As anyone who’s been to San Francisco knows, if you walk around the city for a while, you’re sure to meet some colorful characters. I met one such person the other day in a park. She was middle-aged, and she wore a rainbow-colored dress embroidered with hearts and llamas. I guess I was smiling, because she approached me and yelled “stop! You’re under arrest for smiling without a license.” And she laughed and ran off.
On one level, what she said was just amusing. I don’t need a “license” to smile, or to feel or express any emotion. I can legally smile for any reason or no reason at all. On the other hand, her words contained profound insights into the way we experience and manage our emotions.
When we tell someone we’re feeling a certain way, their typical response—if they care how we’re doing—is to ask “about what?” In other words, people ask for the reason why we’re having the emotion. If you tell them you don’t know, or that you don’t have a rational explanation for feeling the way you do, they’ll probably become concerned. They’ll worry that you’re drunk or high on some drug, or perhaps even that you have a mental illness. Or maybe they’ll question your “right” to feel the way you do, as in when friends or loved ones tell you “you don’t have a right to be angry about that.”
We tend to have the same attitude toward ourselves when we experience an emotion we can’t explain. We shame ourselves for feeling that way, calling ourselves irrational and childish. “Come on, there’s no reason to feel bad,” we say to ourselves when sadness arises. “You have so many good things in your life.” Or, if we’re feeling “too good,” we’ll criticize ourselves for being “unrealistic” or “pollyannaish” about the state of our lives.
How did we develop this need to “justify” our emotions to ourselves and others? In our early childhoods, we didn’t have this need. We would feel spontaneously joyful, sad, angry and so forth, and we wouldn’t suppress those feelings simply because we couldn’t explain them.
Probably, our need to rationalize our emotions stems from the way our parents disciplined us as children. When they didn’t like the way we expressed our emotions, they’d demand an explanation for why we were acting the way we were. “Why are you being so loud?” they’d ask. “Why are you bouncing off the walls like that?” “Why are you going so crazy?” And so on.

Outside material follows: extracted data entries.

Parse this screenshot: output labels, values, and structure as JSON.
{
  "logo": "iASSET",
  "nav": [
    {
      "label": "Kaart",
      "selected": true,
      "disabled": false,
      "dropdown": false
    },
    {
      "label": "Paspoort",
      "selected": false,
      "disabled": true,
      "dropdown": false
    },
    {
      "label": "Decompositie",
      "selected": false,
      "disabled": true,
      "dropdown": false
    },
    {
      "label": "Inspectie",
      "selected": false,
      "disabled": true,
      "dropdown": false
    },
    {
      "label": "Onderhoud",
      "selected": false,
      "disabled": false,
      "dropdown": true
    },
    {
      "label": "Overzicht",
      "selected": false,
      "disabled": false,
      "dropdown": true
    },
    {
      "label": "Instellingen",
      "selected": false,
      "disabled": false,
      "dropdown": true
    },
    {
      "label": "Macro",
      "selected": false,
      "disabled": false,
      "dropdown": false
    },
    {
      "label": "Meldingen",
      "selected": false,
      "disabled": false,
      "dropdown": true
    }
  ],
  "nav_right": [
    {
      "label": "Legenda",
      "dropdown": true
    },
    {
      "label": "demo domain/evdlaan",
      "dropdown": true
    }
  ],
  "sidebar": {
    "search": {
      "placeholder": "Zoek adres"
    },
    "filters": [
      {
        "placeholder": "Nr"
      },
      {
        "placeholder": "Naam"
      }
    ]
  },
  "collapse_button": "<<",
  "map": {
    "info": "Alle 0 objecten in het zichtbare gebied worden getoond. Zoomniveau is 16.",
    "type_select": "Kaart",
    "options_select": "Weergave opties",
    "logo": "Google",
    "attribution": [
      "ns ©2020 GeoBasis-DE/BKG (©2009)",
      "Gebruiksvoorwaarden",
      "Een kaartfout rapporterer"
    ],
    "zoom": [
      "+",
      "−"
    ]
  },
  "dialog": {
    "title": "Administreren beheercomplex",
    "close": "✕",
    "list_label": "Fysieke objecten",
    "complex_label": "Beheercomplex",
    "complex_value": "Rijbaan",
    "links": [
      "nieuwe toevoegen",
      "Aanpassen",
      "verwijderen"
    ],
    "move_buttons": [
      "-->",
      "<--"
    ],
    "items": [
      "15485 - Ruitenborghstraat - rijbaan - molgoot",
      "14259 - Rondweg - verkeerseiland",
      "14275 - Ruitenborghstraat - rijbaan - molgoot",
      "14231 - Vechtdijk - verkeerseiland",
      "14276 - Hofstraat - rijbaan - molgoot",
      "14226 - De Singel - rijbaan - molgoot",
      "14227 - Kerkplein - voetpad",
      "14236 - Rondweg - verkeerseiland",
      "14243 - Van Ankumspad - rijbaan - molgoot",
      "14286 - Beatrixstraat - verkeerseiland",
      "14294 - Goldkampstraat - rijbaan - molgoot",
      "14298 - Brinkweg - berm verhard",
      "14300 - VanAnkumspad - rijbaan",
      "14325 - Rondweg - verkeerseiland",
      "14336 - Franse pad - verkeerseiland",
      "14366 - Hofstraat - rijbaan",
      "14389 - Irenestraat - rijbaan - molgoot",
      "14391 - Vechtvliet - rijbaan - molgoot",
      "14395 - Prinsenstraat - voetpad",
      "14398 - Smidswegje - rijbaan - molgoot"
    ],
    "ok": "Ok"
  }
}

When our parents made this sort of request, they didn’t actually want us to explain why we had the emotions we did. They were upset about the way we were expressing our emotions, not our lack of justification for feeling them, and demanding explanations was their way of voicing their annoyance. But our young minds didn’t understand this, and we concluded that our parents didn’t want us to have emotions we couldn’t logically explain. To appease our parents, and to make sure they kept loving and protecting us, we started shaming ourselves whenever we’d have a feeling we couldn’t rationally justify. And that habit stuck with us into adulthood.
Unfortunately, when we shame ourselves for having an emotion and repress it, it doesn’t go away. It stays in our bodies, and creates distraction, fatigue, tension in our muscles and other uncomfortable sensations. Our habit of denying ourselves permission to experience emotions unless we can rationally explain them—of, in a sense, arresting ourselves for feeling without a license—is actually harmful to us.
If you feel that you have this habit, I invite you to try an experiment. The next time you feel an emotion coming up with seemingly no relationship to events in the outside world, see if you can find a place to sit with your eyes closed. Simply sit there, breathe, and focus your attention on the emotion you’re feeling. Don’t applaud, judge, criticize or explain the emotion. Just allow it to move through you. If you feel the urge to let out a sound—perhaps a moan or a laugh—allow that sound to emerge as well. Remain there until you’ve fully allowed yourself to experience what you’re feeling.
If you repeat this practice over time, you’ll likely find your compulsion to justify your emotions, and to repress those feelings you can’t justify, fading away. You’ll come to see that you don’t need, and never needed, an “emotion license.” You’re free to experience, and express, whatever feelings arise within you—and, in fact, doing so is key to living a whole and fulfilling life.